Cricket: The Ashes: when will the calamity end?


Shane Watson - where to now (photo mine)

Shane Watson – where to now (photo mine)

Carnage. Probably a very apt word to describe what went on during the second Ashes test at Lord’s.

The runs are not coming, the wickets are few and far between – and then along come England, the squad merrily making its way towards its third straight Ashes series victory.

It is, however, not over until the fat lady sings.  That fat lady could be singing as early as Manchester, the venue for the third test.

Where has it all gone horribly wrong for the Aussies?  The tail-enders have scored and performed better than the top six batsmen.  The six “real” batsmen have been undone by some beautiful England bowling and their own half-hearted shots.  England, courtesy of Joe Root, slammed on the runs in the second test.  Shane Watson has been dismissed LBW three times, highlighting just how catastrophic the series is for Australia.

The list, sufficed to say, goes on.  Drastic measures are rearing their ugly head, but for now, the squad needs to stay as stable as possible, without mass changes. Team morale might be fluctuating at the moment, but the more it is broken up, the harder it becomes.

Darren Lehmann is undoubtedly the right man to help swing the Australian woes around.  He is popular with the players, and has had a successful stint in Queensland as coach of state side the Bulls.

With the Manchester test starting next Thursday, everyone on tour needs to sit down and sort out any demons that might be plaguing their game.

First on the block is Watson.  After some ugly dismissals, and subsequent failed reviews, one could argue that the opener’s mindset is simply not in the game right now.  Unfortunately, any potential replacement batsmen – ie David Warner and Ed Cowan – are currently underperforming, which makes it all the more worrying if “Watto” cannot execute his game.

Chris Rogers has drawn what seems to be the accidental short straw.  Except for the first innings at Lord’s, the Rogers-Watson opening partnership hasn’t impressed, and it has also seen the left-hander fall victim to losing his partner before he loses his own castle.  Deserves another chance.

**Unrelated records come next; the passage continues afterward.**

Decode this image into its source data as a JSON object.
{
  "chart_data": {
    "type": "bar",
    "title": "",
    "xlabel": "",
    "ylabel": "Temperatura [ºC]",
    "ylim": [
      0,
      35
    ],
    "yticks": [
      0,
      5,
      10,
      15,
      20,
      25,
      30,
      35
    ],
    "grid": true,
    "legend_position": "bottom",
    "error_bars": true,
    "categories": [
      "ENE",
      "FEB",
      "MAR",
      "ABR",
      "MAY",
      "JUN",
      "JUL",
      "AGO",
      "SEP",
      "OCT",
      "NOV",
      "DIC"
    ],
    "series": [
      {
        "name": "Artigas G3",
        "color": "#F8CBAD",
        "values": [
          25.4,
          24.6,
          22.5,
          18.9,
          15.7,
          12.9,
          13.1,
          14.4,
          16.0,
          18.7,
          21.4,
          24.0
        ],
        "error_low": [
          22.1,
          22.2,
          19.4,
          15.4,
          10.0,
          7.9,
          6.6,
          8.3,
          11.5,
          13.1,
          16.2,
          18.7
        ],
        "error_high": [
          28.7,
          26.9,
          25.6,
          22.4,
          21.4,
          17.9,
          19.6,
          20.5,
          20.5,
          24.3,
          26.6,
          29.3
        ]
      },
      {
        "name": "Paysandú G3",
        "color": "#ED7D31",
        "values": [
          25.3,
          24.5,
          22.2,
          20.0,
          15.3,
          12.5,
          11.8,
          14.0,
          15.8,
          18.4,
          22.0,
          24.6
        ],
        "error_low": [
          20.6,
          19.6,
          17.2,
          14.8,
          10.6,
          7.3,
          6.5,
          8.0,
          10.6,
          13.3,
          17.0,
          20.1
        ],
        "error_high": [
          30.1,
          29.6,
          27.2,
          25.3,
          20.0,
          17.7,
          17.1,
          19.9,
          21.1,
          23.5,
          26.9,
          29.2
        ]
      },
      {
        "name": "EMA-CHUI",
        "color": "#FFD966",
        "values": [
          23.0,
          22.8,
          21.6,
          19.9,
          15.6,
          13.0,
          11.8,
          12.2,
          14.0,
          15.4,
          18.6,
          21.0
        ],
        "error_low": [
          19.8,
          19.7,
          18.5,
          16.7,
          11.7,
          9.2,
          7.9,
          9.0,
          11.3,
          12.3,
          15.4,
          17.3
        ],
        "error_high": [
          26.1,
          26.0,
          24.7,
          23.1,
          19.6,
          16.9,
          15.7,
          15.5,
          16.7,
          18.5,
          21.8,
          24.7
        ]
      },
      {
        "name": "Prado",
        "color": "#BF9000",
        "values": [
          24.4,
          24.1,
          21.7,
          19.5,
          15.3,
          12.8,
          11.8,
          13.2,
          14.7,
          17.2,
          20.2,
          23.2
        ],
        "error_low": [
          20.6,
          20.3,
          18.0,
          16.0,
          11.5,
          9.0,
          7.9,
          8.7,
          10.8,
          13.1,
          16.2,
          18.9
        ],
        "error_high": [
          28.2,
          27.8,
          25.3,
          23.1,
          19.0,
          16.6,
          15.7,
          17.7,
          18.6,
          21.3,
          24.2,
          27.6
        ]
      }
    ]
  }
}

Usman Khawaja scored a half century in the second innings of the second test, putting on what was probably Australia‘s best stand of the series with captain Michael Clarke.  He showed poise during his 54, unlike other Australian batsmen throwing away their wicket to a rash shot.  Underdone at test level, Manchester could be his proving ground.

Michael Clarke – the equation is strikingly simple.  The captain needs runs, and he needs to lead the team by example.  Right now his game is going nowhere fast.  Almost backwards since his superb summers in Australia.  Clarke is far and above the right man to lead the team, but he needs the support from everyone else, and that seems to be something that might be found further along the horizon.  With the England bowlers running rampant, a captain’s knock is needed from Clarke in Manchester, not just for his own morale, but for the whole team.

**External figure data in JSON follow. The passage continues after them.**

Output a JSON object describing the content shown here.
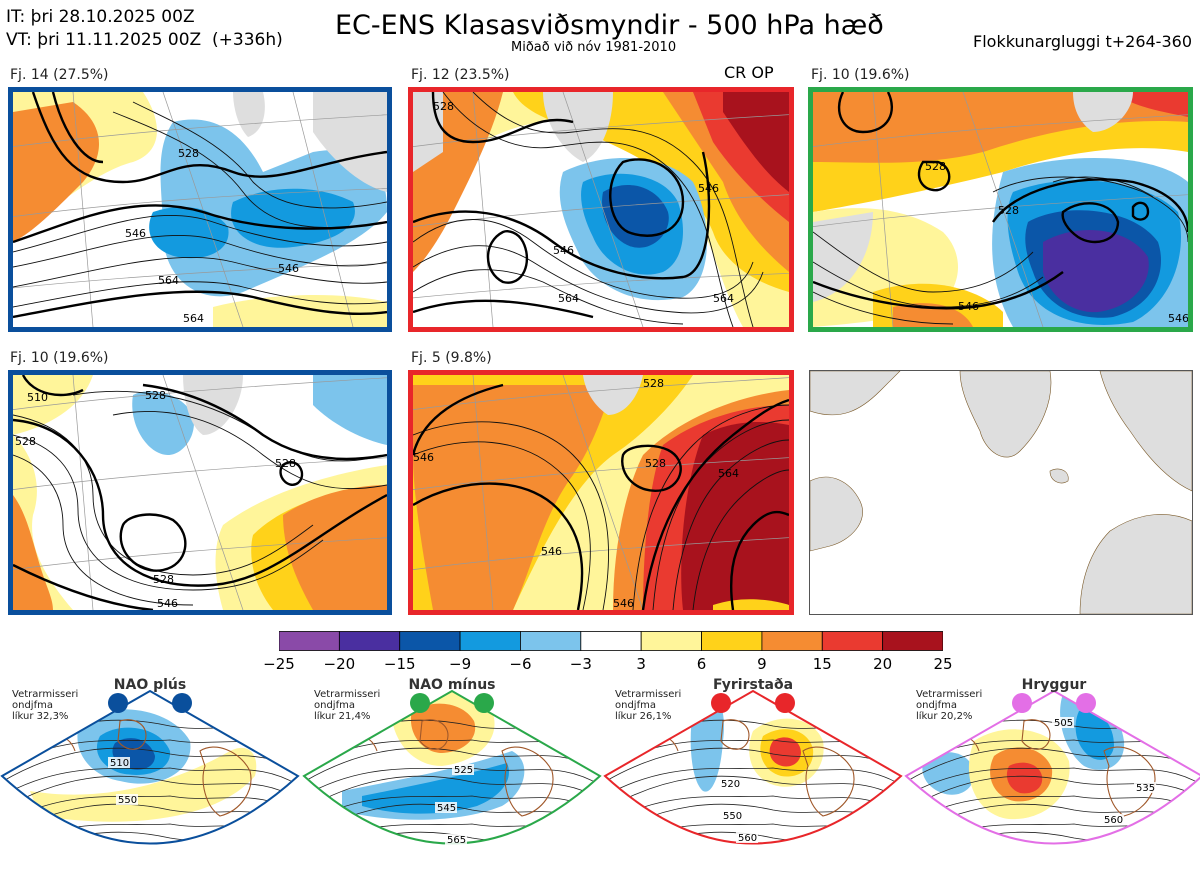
{
  "header": {
    "it_line": "IT: þri 28.10.2025 00Z",
    "vt_line": "VT: þri 11.11.2025 00Z  (+336h)",
    "title": "EC-ENS Klasasviðsmyndir - 500 hPa hæð",
    "subtitle": "Miðað við nóv 1981-2010",
    "window": "Flokkunargluggi t+264-360"
  },
  "panels": [
    {
      "label": "Fj. 14 (27.5%)",
      "border": "#0a4f9c",
      "contours": [
        "528",
        "546",
        "564",
        "564",
        "546"
      ]
    },
    {
      "label": "Fj. 12 (23.5%)",
      "border": "#e8262a",
      "tag": "CR OP",
      "contours": [
        "528",
        "546",
        "564",
        "546",
        "564"
      ]
    },
    {
      "label": "Fj. 10 (19.6%)",
      "border": "#2aa84a",
      "contours": [
        "528",
        "528",
        "546",
        "546"
      ]
    },
    {
      "label": "Fj. 10 (19.6%)",
      "border": "#0a4f9c",
      "contours": [
        "510",
        "528",
        "528",
        "528",
        "546",
        "528"
      ]
    },
    {
      "label": "Fj. 5 (9.8%)",
      "border": "#e8262a",
      "contours": [
        "528",
        "528",
        "546",
        "546",
        "564",
        "546"
      ]
    }
  ],
  "colorbar": {
    "ticks": [
      "−25",
      "−20",
      "−15",
      "−9",
      "−6",
      "−3",
      "3",
      "6",
      "9",
      "15",
      "20",
      "25"
    ],
    "colors": [
      "#8a4aa8",
      "#4a2fa0",
      "#0b56a8",
      "#139adf",
      "#7cc4ec",
      "#ffffff",
      "#fff59a",
      "#ffd21a",
      "#f58c32",
      "#ea3a30",
      "#a8121d"
    ]
  },
  "regimes": [
    {
      "name": "NAO plús",
      "stat1": "Vetrarmisseri",
      "stat2": "ondjfma",
      "stat3": "líkur 32,3%",
      "color": "#0a4f9c",
      "labels": [
        "510",
        "550"
      ]
    },
    {
      "name": "NAO mínus",
      "stat1": "Vetrarmisseri",
      "stat2": "ondjfma",
      "stat3": "líkur 21,4%",
      "color": "#2aa84a",
      "labels": [
        "525",
        "545",
        "565"
      ]
    },
    {
      "name": "Fyrirstaða",
      "stat1": "Vetrarmisseri",
      "stat2": "ondjfma",
      "stat3": "líkur 26,1%",
      "color": "#e8262a",
      "labels": [
        "520",
        "550",
        "560"
      ]
    },
    {
      "name": "Hryggur",
      "stat1": "Vetrarmisseri",
      "stat2": "ondjfma",
      "stat3": "líkur 20,2%",
      "color": "#e36fe6",
      "labels": [
        "505",
        "535",
        "560"
      ]
    }
  ]
}
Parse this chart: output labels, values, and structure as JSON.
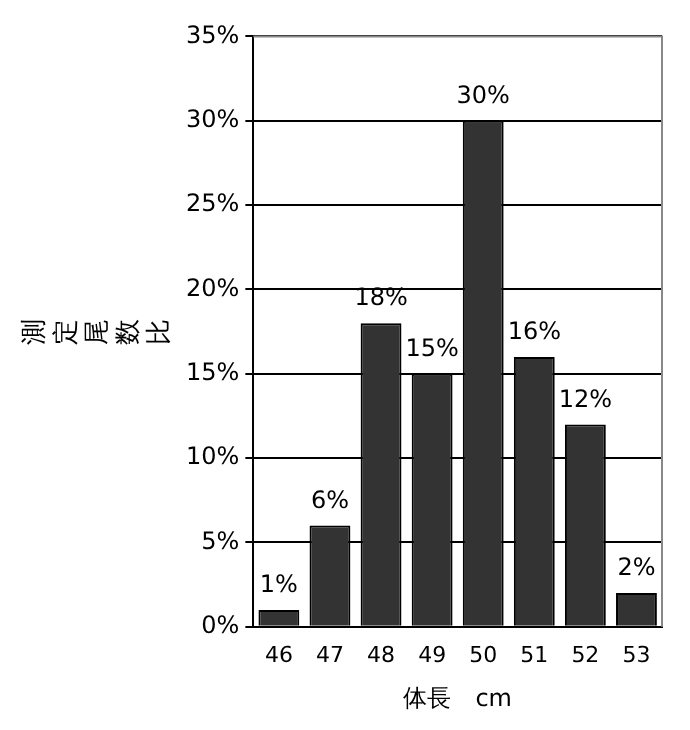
{
  "chart_data": {
    "type": "bar",
    "xlabel": "体長　cm",
    "ylabel": "測定尾数比",
    "categories": [
      "46",
      "47",
      "48",
      "49",
      "50",
      "51",
      "52",
      "53"
    ],
    "values": [
      1,
      6,
      18,
      15,
      30,
      16,
      12,
      2
    ],
    "color": "#333333",
    "value_labels": [
      "1%",
      "6%",
      "18%",
      "15%",
      "30%",
      "16%",
      "12%",
      "2%"
    ],
    "ylim": [
      0,
      35
    ],
    "yticks": [
      {
        "value": 0,
        "label": "0%"
      },
      {
        "value": 5,
        "label": "5%"
      },
      {
        "value": 10,
        "label": "10%"
      },
      {
        "value": 15,
        "label": "15%"
      },
      {
        "value": 20,
        "label": "20%"
      },
      {
        "value": 25,
        "label": "25%"
      },
      {
        "value": 30,
        "label": "30%"
      },
      {
        "value": 35,
        "label": "35%"
      }
    ],
    "grid": "y",
    "legend": false
  }
}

Phil Hughes – so touch and go.  Of his 83 runs for the series, 81 of them came in the one innings at Trent Bridge, as support to a superb dig from Ashton Agar.  There is not much to fall back on if he is dropped, and the punchy left-hander has some good experience on English pitches.

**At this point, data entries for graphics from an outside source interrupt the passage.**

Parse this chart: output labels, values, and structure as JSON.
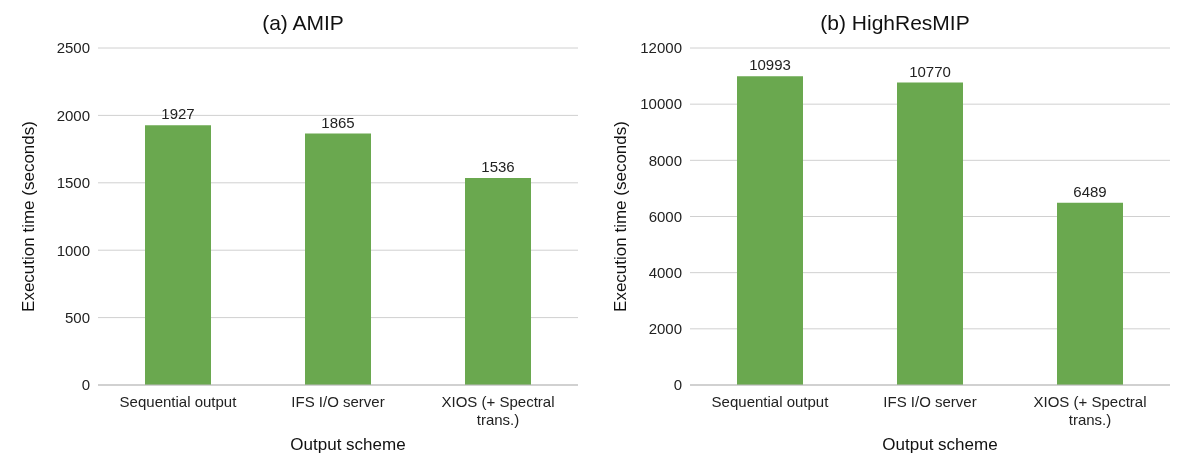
{
  "chart_data": [
    {
      "type": "bar",
      "title": "(a) AMIP",
      "xlabel": "Output scheme",
      "ylabel": "Execution time (seconds)",
      "categories": [
        "Sequential output",
        "IFS I/O server",
        "XIOS (+ Spectral trans.)"
      ],
      "values": [
        1927,
        1865,
        1536
      ],
      "color": "#6aa84f",
      "ylim": [
        0,
        2500
      ],
      "yticks": [
        0,
        500,
        1000,
        1500,
        2000,
        2500
      ],
      "grid": "y",
      "data_labels": true,
      "legend": false
    },
    {
      "type": "bar",
      "title": "(b) HighResMIP",
      "xlabel": "Output scheme",
      "ylabel": "Execution time (seconds)",
      "categories": [
        "Sequential output",
        "IFS I/O server",
        "XIOS (+ Spectral trans.)"
      ],
      "values": [
        10993,
        10770,
        6489
      ],
      "color": "#6aa84f",
      "ylim": [
        0,
        12000
      ],
      "yticks": [
        0,
        2000,
        4000,
        6000,
        8000,
        10000,
        12000
      ],
      "grid": "y",
      "data_labels": true,
      "legend": false
    }
  ]
}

Steve Smith looked solid for his 53 but good bowling and nerves have been his undoing.  In India earlier in the year, the all-rounder ground out a superb 92, playing all the shots and keeping his wicket.  Conditions are certainly different, but Smith has every ability to keep his wicket and put on a big score.

Brad Haddin, the vice captain, probably played one of the gutsy innings that almost saw Australia to victory in the first test.  Other than that runs have come cheaply.  There is no questioning the work that Haddin is trying to do with this fragile team, but he desperately needs some leadership support from Lehmann, Clarke and the rest of the squad.

Haddin’s keeping, however, has been sub standard.  Missed chances, byes let through and some poor communication with the slips cordon has led to some costly mistakes and England have pounced.

The bowlers

Toiling away on foreign soil, James Pattinson, Mitchell Starc, Peter Siddle, Ryan Harris and Ashton Agar have worked hard for little result.  Harris took seven wickets in the second test in a game where England totally dominated.  Finding the line, and the movement, has been the hardest part of the Australian bowling strategy so far.  The likes of Joe Root and Ian Bell have looked so comfortable at the crease against the pacemen, and Ashton Agar, after his stunning debut, has not fared well either.

With Pattinson now out of the rest of the Ashes series due to stress fractures in his back, the workload suddenly intensifies, and so does the pressure, even with two replacements in Starc and Jackson Bird.

Effort has not been the problem; it has been the lack of breakthroughs, and subsequent poor batting, which has cost Australia.  The Decision Review System (DRS) has also been a bane of the side, but only because of the failed reviews.

One could argue that the Australians are under prepared, especially in the red ball arena, despite two warm up matches on English soil before the first test.  The test series against India earlier this year meant a gap of more than three months before the Aussies faced up to the five day haul again.  Major problems like this cannot be fixed overnight.  The only question is: where to begin on a problem that seems to run so deep?